Desprescrição no Idoso: Estratégias na Atenção Primária
CERMAM - Comissão Estadual de Residência Médica do Amazonas — Prova 2026
Enunciado
Ana é médica de uma UBS na zona sul de Manaus e tem o hábito de revisar periodicamente a farmacoterapia de seus pacientes com doenças crônicas, especialmente idosos e pessoas com multimorbidades. Durante a consulta de acompanhamento de um paciente de 74 anos em uso de sete medicamentos contínuos, ela avalia a possibilidade de desprescrição.
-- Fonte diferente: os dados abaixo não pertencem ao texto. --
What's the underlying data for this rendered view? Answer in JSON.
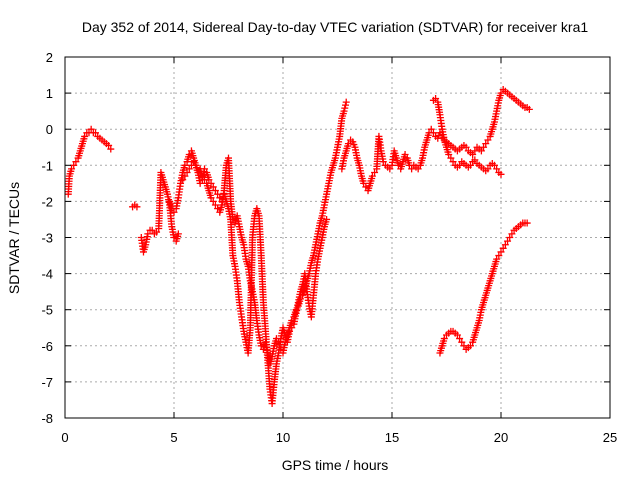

Considerando as melhores evidências e recomendações sobre o tema, qual é a conduta mais adequada?
Alternativas
A) Suspender prioritariamente o medicamento mais caro, pois o custo é o fator central na definição do que deve ser desprescrito.
B) Evitar desprescrever medicamentos iniciados por especialistas focais, pois isso não faz parte de suas atribuições como médica da Atenção Primária à Saúde.
C) Realizar a desprescrição apenas em situações de efeitos adversos graves já instalados, pois a suspensão preventiva oferece pouco benefício.
D) Revisar sistematicamente todas as prescrições em cada consulta de seguimento, identificando medicamentos sem indicação atual, com risco maior que benefício ou sem eficácia comprovada, envolvendo o paciente no processo de decisão compartilhada.